1866'da Poynter, Agnes MacDonald ile evlendi ve böylece ressam Edward Burne Jones'un kayınbiraderi oldu. Geleceğin yazarı ve Nobel Ödülü sahibi Rudyard Kipling ve müstakbel üç kez İngiltere Başbakanı olan Stanley Baldwin yeğenleriydi.

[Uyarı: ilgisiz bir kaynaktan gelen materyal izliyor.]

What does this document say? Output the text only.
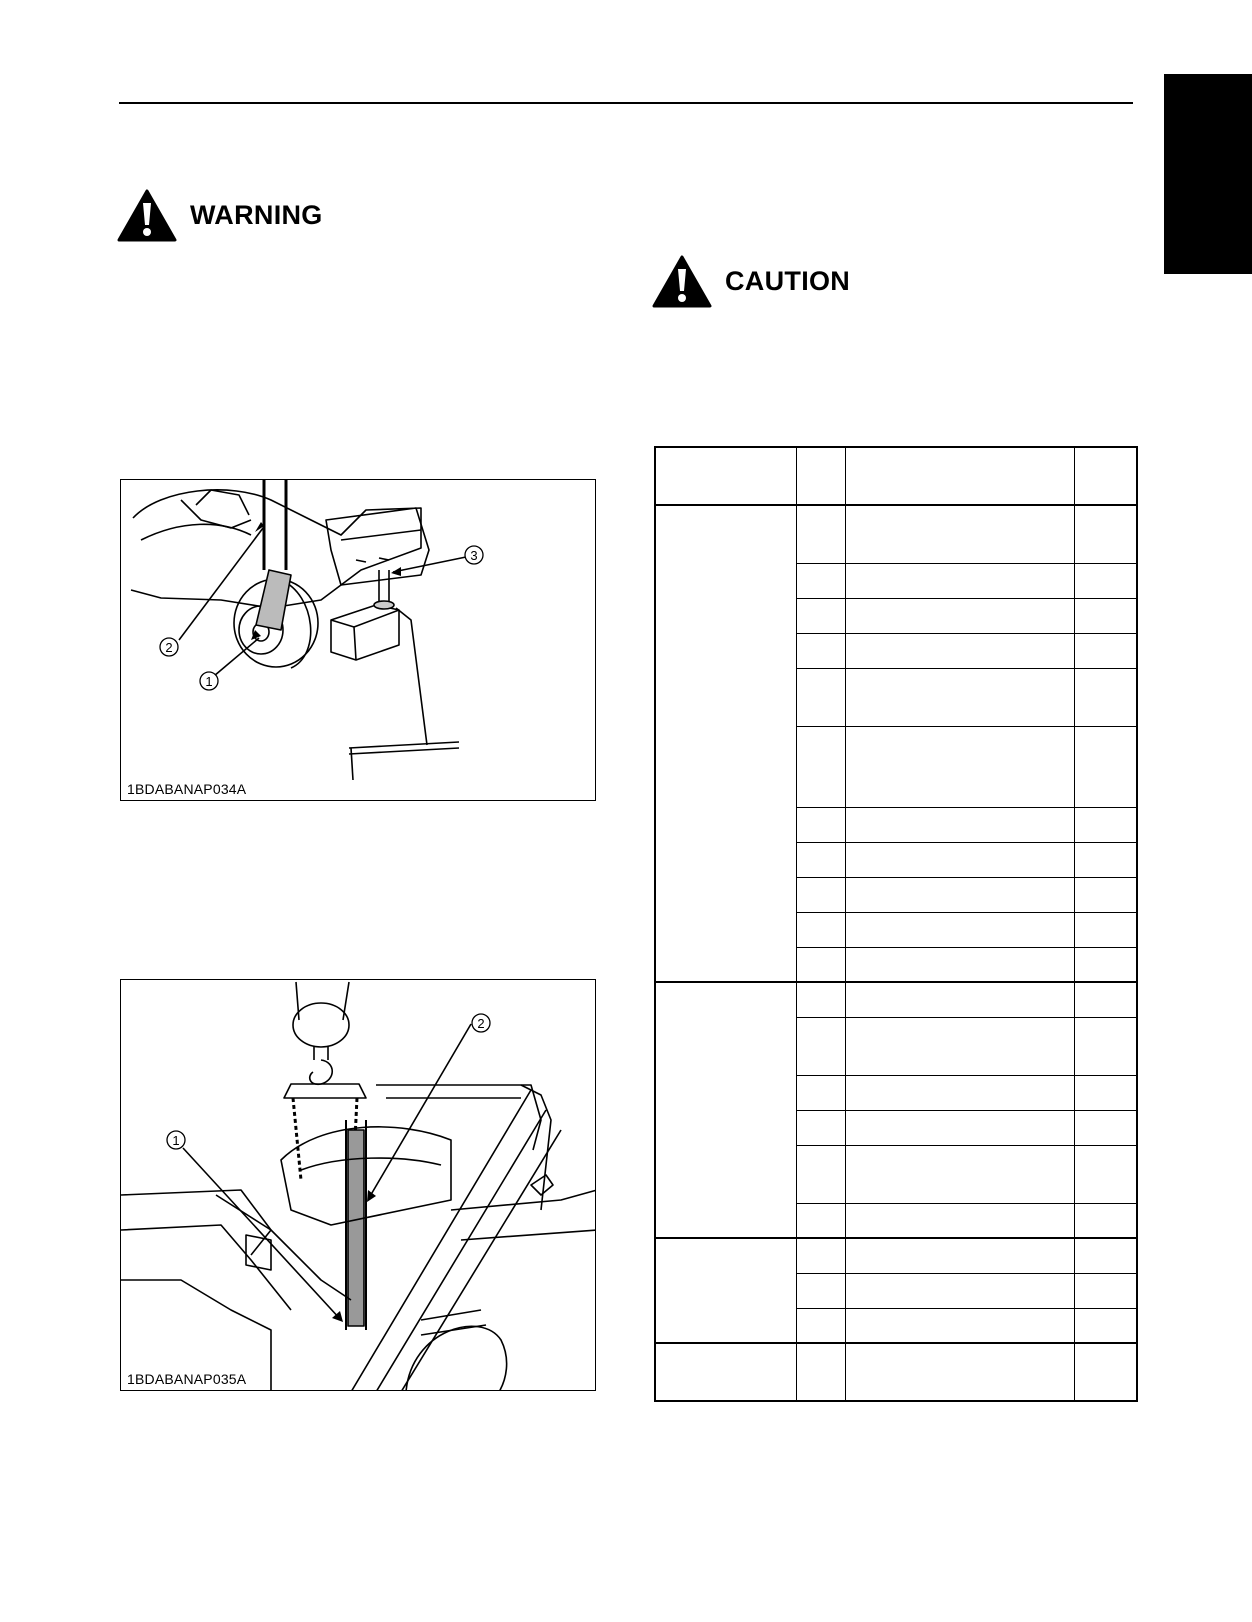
WARNING
CAUTION
1
2
3
1BDABANAP034A
1
2
1BDABANAP035A
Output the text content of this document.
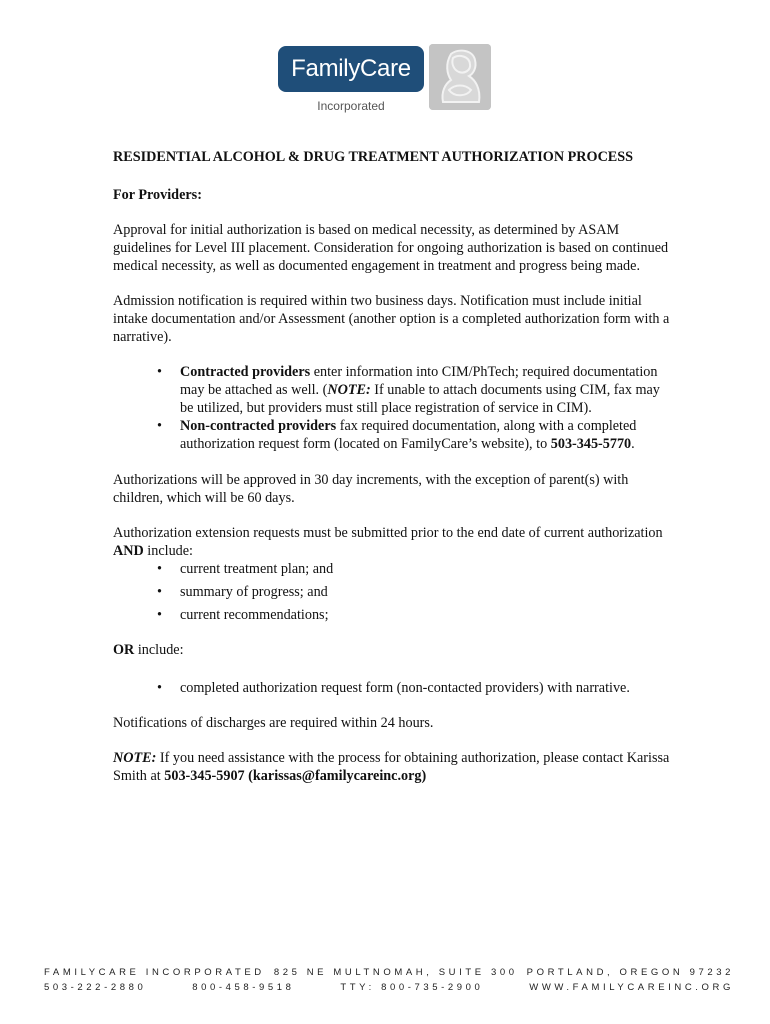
FamilyCare
Incorporated

RESIDENTIAL ALCOHOL & DRUG TREATMENT AUTHORIZATION PROCESS

For Providers:

Approval for initial authorization is based on medical necessity, as determined by ASAM guidelines for Level III placement. Consideration for ongoing authorization is based on continued medical necessity, as well as documented engagement in treatment and progress being made.

Admission notification is required within two business days. Notification must include initial intake documentation and/or Assessment (another option is a completed authorization form with a narrative).

• Contracted providers enter information into CIM/PhTech; required documentation may be attached as well. (NOTE: If unable to attach documents using CIM, fax may be utilized, but providers must still place registration of service in CIM).
• Non-contracted providers fax required documentation, along with a completed authorization request form (located on FamilyCare’s website), to 503-345-5770.

Authorizations will be approved in 30 day increments, with the exception of parent(s) with children, which will be 60 days.

Authorization extension requests must be submitted prior to the end date of current authorization AND include:

• current treatment plan; and
• summary of progress; and
• current recommendations;

OR include:

• completed authorization request form (non-contacted providers) with narrative.

Notifications of discharges are required within 24 hours.

NOTE: If you need assistance with the process for obtaining authorization, please contact Karissa Smith at 503-345-5907 (karissas@familycareinc.org)

FAMILYCARE INCORPORATED 825 NE MULTNOMAH, SUITE 300 PORTLAND, OREGON 97232
503-222-2880	800-458-9518	TTY: 800-735-2900	WWW.FAMILYCAREINC.ORG
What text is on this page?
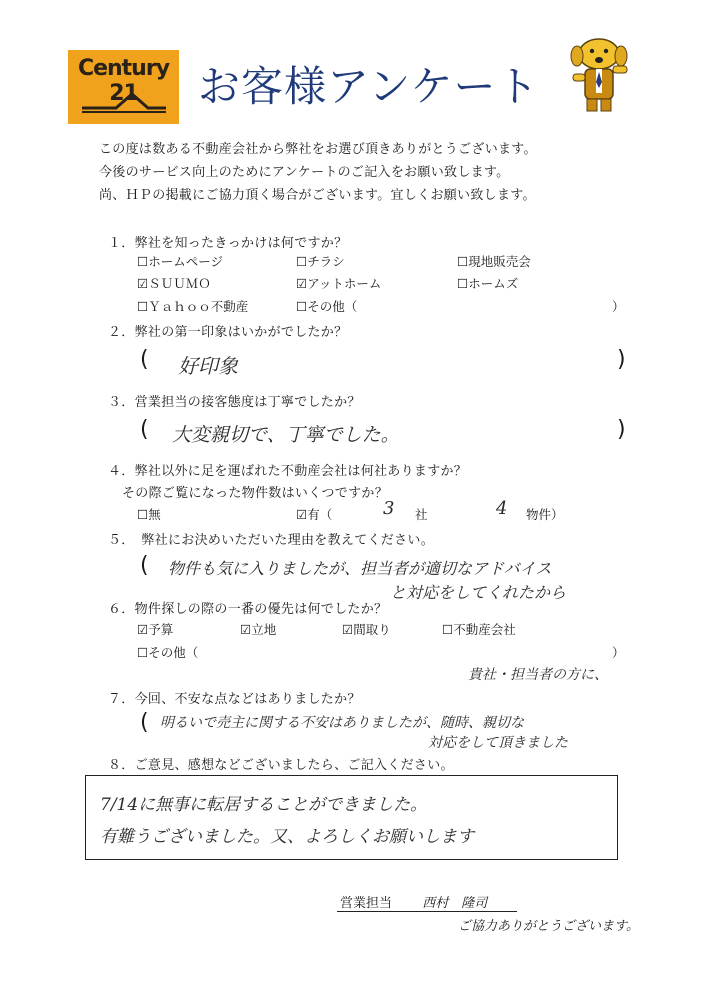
Century 21	お客様アンケート
この度は数ある不動産会社から弊社をお選び頂きありがとうございます。
今後のサービス向上のためにアンケートのご記入をお願い致します。
尚、ＨＰの掲載にご協力頂く場合がございます。宜しくお願い致します。
１．弊社を知ったきっかけは何ですか？
☐ホームページ	☐チラシ	☐現地販売会
☑ＳＵＵＭＯ	☑アットホーム	☐ホームズ
☐Ｙａｈｏｏ不動産	☐その他（	）
２．弊社の第一印象はいかがでしたか？
( 好印象	)
３．営業担当の接客態度は丁寧でしたか？
( 大変親切で、丁寧でした。	)
４．弊社以外に足を運ばれた不動産会社は何社ありますか？
その際ご覧になった物件数はいくつですか？
☐無	☑有（	3 社	4 物件）
５．　弊社にお決めいただいた理由を教えてください。
( 物件も気に入りましたが、担当者が適切なアドバイス
と対応をしてくれたから
６．物件探しの際の一番の優先は何でしたか？
☑予算	☑立地	☑間取り	☐不動産会社
☐その他（	）
７．今回、不安な点などはありましたか？
貴社・担当者の方に、
( 明るいで売主に関する不安はありましたが、随時、親切な
対応をして頂きました
８．ご意見、感想などございましたら、ご記入ください。
7/14に無事に転居することができました。
有難うございました。又、よろしくお願いします
営業担当 西村　隆司
ご協力ありがとうございます。
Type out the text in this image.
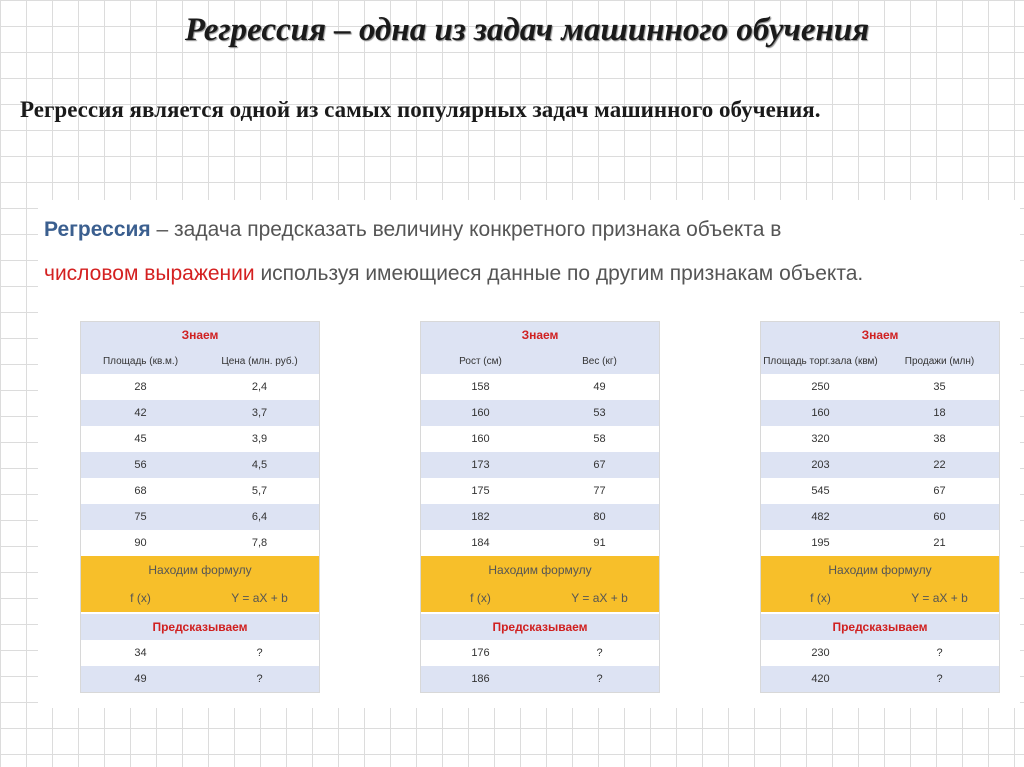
Регрессия – одна из задач машинного обучения
Регрессия является одной из самых популярных задач машинного обучения.
Регрессия – задача предсказать величину конкретного признака объекта в
числовом выражении используя имеющиеся данные по другим признакам объекта.
Знаем
Площадь (кв.м.)	Цена (млн. руб.)
28	2,4
42	3,7
45	3,9
56	4,5
68	5,7
75	6,4
90	7,8
Находим формулу
f (x)	Y = aX + b
Предсказываем
34	?
49	?
Знаем
Рост (см)	Вес (кг)
158	49
160	53
160	58
173	67
175	77
182	80
184	91
Находим формулу
f (x)	Y = aX + b
Предсказываем
176	?
186	?
Знаем
Площадь торг.зала (квм)	Продажи (млн)
250	35
160	18
320	38
203	22
545	67
482	60
195	21
Находим формулу
f (x)	Y = aX + b
Предсказываем
230	?
420	?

Poynter, 1867'den itibaren ilk büyük başarısı "Mısır'da İsrail" veya 1890'dan "Kral Süleyman" gibi geniş formatlı tarih resimleriyle tanınıyordu. Ressam olmanın yanı sıra, zamanının sanat işinde öğretmen ve memur olarak giderek daha aktif hale geldi. Henry Scott Tuke'nin öğrencilerinden biri olduğu Londra'daki Slade Sanat Okulu'ndaki ilk profesördü. Royal Collage Of Art'ın direktörü ve Tate Gallery'nin açılışından sorumlu olduğu National Gallery'nin direktörlüğünü yaptı. 1896'da Kraliyet Akademisi Başkanı oldu. Aynı yıl şövalye unvanını da aldı.
Çok sayıda ve zaman alıcı akademik faaliyetleri nedeniyle, Poynter 19. yüzyılın sonlarına doğru giderek daha az resim yaptı ve klasisizm sanat dünyasında giderek daha önemsiz hale geldi. Resimdeki yeni gelişmelere ayak uyduramadı ve yetişmek istemedi. Poynter 1919'da öldü. Londra'daki St. Paul Katedrali'ne gömüldü.